# Movies with animal names that have nothing to do with animals



## bearetic (Dec 19, 2008)

*Movies with animal names that have nothing to do with them (or, just Reservoir Dogs)*

or at least not the main focus. This should start some interesting conversations.
"Reservoir Dogs" is a nice example. Saw it for the first time tonight.
BWAHAHAHAHAHAHAHA
I lol'd hard at the ending
just... wow.
great work.

Are there spoiler tags here?


----------



## WolfoxOkamichan (Dec 19, 2008)

Coyote Ugly


----------



## Hanazawa (Dec 19, 2008)

Of Mice and Men ;p


----------



## Stratelier (Dec 19, 2008)

_Who Wants to be a Millionaire_ had this subject as its $4,000 or something question on a recent episode.  They named four films with "Dogs" in the title but only one (Snow Dogs) was actually _about_ dogs.

Blast, what were they....


----------



## Kangamutt (Dec 19, 2008)

Swordfish



Spoiler



You don't even see ONE swordfish in the whole damn movie.


----------



## Golse (Dec 19, 2008)

Stratadrake said:


> _Who Wants to be a Millionaire_ had this subject as its $4,000 or something question on a recent episode.  They named four films with "Dogs" in the title but only one (Snow Dogs) was actually _about_ dogs.
> 
> Blast, what were they....



Was _Straw Dogs_ one?


----------



## bearetic (Dec 19, 2008)




----------



## bearetic (Dec 19, 2008)

Kangaroo_Boy said:


> Swordfish
> 
> 
> 
> ...





Spoiler



THANX FOR THE SPOILER TAGS, YO


I should have tried it myself. Oh well.



Stratadrake said:


> _Who Wants to be a Millionaire_ had this subject as its $4,000 or something question on a recent episode. They named four films with "Dogs" in the title but only one (Snow Dogs) was actually _about_ dogs.
> 
> Blast, what were they....



 lol, cool


----------



## Gavrill (Dec 20, 2008)

The Jackal.

Nope, no jackals here.


----------



## Frasque (Dec 20, 2008)

Silence of the Lambs  (they were referred to dialog)

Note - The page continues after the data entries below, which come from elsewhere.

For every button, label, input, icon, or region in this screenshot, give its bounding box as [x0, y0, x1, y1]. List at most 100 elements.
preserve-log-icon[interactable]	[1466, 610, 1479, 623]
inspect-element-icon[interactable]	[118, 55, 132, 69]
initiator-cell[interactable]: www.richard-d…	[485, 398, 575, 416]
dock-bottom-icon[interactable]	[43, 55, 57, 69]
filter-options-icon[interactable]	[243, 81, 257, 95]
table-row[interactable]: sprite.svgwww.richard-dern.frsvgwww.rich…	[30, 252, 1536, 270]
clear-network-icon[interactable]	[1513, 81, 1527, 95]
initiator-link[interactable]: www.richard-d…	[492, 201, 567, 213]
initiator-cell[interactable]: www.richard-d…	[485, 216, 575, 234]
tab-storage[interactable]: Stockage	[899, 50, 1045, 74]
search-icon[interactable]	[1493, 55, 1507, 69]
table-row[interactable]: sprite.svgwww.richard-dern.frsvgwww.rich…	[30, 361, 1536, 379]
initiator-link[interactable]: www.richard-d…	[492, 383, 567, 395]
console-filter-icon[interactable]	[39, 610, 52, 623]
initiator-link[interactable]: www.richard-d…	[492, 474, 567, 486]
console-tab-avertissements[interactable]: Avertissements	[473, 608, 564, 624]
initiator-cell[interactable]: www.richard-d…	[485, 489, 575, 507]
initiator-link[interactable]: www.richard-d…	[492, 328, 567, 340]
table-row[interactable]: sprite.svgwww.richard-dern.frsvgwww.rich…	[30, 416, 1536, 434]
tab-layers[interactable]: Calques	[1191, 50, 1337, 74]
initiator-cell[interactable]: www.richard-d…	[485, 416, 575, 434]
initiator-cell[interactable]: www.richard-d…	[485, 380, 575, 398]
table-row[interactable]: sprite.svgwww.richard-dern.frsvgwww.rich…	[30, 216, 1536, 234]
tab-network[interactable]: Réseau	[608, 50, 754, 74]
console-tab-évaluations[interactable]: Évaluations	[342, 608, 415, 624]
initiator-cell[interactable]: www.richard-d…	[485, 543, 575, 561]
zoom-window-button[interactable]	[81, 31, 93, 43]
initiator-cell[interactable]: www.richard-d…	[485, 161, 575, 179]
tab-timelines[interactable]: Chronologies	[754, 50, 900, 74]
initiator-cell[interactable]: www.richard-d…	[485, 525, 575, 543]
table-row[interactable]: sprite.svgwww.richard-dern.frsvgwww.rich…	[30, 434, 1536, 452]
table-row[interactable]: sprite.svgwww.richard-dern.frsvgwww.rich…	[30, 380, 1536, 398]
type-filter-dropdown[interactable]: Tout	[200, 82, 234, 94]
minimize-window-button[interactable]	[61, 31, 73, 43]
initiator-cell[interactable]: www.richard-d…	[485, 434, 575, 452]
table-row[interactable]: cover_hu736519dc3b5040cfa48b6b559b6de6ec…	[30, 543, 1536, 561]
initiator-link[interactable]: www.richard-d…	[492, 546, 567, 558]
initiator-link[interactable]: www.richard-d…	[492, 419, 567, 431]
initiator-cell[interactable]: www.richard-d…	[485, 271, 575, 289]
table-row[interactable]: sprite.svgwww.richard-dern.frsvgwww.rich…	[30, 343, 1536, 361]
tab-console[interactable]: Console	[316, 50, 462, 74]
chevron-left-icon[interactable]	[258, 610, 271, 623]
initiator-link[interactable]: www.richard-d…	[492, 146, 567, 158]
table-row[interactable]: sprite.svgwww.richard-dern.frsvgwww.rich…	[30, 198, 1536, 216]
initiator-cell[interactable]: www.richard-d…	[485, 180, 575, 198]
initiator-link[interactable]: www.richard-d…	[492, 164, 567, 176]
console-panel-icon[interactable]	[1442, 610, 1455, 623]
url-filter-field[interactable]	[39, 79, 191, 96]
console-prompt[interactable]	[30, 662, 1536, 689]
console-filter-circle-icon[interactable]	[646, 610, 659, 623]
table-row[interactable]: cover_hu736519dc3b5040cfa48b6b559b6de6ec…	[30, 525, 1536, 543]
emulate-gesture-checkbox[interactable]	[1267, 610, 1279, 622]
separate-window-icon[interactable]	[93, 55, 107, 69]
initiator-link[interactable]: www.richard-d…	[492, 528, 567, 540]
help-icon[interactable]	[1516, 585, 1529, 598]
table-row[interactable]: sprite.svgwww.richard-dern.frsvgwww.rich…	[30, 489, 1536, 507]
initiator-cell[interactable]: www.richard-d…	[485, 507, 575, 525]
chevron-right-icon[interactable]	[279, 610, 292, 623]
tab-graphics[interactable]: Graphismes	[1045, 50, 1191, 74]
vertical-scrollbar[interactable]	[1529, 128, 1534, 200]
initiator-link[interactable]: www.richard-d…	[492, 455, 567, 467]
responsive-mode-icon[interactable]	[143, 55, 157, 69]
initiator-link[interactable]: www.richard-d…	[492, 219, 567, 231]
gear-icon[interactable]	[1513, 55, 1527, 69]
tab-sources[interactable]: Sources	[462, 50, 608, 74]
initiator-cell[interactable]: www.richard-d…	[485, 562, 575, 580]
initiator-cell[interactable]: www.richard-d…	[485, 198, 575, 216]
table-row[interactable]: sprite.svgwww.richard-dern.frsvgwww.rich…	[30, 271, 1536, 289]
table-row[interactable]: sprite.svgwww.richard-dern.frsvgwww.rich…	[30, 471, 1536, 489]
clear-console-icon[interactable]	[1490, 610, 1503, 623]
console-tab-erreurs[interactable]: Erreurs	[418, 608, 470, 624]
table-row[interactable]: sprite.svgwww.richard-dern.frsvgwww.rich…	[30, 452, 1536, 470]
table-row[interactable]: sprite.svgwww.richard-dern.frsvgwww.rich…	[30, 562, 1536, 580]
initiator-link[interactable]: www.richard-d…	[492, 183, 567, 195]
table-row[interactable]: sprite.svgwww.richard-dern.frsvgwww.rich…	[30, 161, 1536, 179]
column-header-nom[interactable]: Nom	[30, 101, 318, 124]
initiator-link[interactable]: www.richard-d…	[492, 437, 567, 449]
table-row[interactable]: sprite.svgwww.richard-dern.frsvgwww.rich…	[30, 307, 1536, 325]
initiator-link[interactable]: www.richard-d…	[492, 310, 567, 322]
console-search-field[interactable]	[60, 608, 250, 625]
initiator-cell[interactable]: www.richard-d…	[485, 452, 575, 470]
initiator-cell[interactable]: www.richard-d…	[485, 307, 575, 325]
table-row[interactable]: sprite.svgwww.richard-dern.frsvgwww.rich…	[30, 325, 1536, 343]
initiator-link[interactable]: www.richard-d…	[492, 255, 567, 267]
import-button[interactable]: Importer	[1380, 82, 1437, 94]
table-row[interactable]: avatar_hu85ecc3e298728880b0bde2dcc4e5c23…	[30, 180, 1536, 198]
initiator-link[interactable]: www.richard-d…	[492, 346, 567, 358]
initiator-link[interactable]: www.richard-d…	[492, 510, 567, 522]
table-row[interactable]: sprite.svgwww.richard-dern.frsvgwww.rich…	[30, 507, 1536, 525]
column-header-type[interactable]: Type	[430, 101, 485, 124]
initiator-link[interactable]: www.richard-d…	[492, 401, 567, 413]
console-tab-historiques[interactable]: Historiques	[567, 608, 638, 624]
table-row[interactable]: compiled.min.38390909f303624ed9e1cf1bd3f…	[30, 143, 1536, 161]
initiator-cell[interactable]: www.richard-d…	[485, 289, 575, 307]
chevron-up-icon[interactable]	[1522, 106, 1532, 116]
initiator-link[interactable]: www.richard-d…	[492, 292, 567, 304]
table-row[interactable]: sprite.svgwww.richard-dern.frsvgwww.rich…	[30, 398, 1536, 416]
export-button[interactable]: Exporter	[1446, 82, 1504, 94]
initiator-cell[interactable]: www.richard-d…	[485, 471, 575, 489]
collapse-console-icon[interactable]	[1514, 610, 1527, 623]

Wolf Creek (dammit, I was expecting a werewolf movie!)

What's New, Pussycat? (no cats, but a good movie anyhow)


----------



## PriestRevan (Dec 20, 2008)

"The Butterfly Effect"

(does this movie have butterfly's in it?)


----------



## mrredfox (Dec 20, 2008)

PriestRevan said:


> "The Butterfly Effect"
> 
> (does this movie have butterfly's in it?)


nope


----------



## Ty Vulpine (Dec 21, 2008)

Silence of the Lambs, Dog Day Afternoon.


----------



## mrredfox (Dec 21, 2008)

101 dalmations. didnt see one.


----------



## Absinthe (Dec 21, 2008)

To Kill a Mockingbird and One Flew Over The Cuckoos Nest.

No birds. Not a one.


----------



## Oidhche-Yorath (Dec 21, 2008)

Dances with Wolves. There were no wolves >:C


----------



## Masakuni (Dec 21, 2008)

The Last Dragon

You'll find plenty of martial arts and comedy, but sadly, no dragons. D:


----------



## Absinthe (Dec 21, 2008)

Masakuni said:


> The Last Dragon
> 
> You'll find plenty of martial arts and comedy, but sadly, no dragons. D:



This makes me remember another movie: Crouching Tiger, Hidden Dragon.

No tiger, nor dragon. Plenty of misplaced innuendos.


----------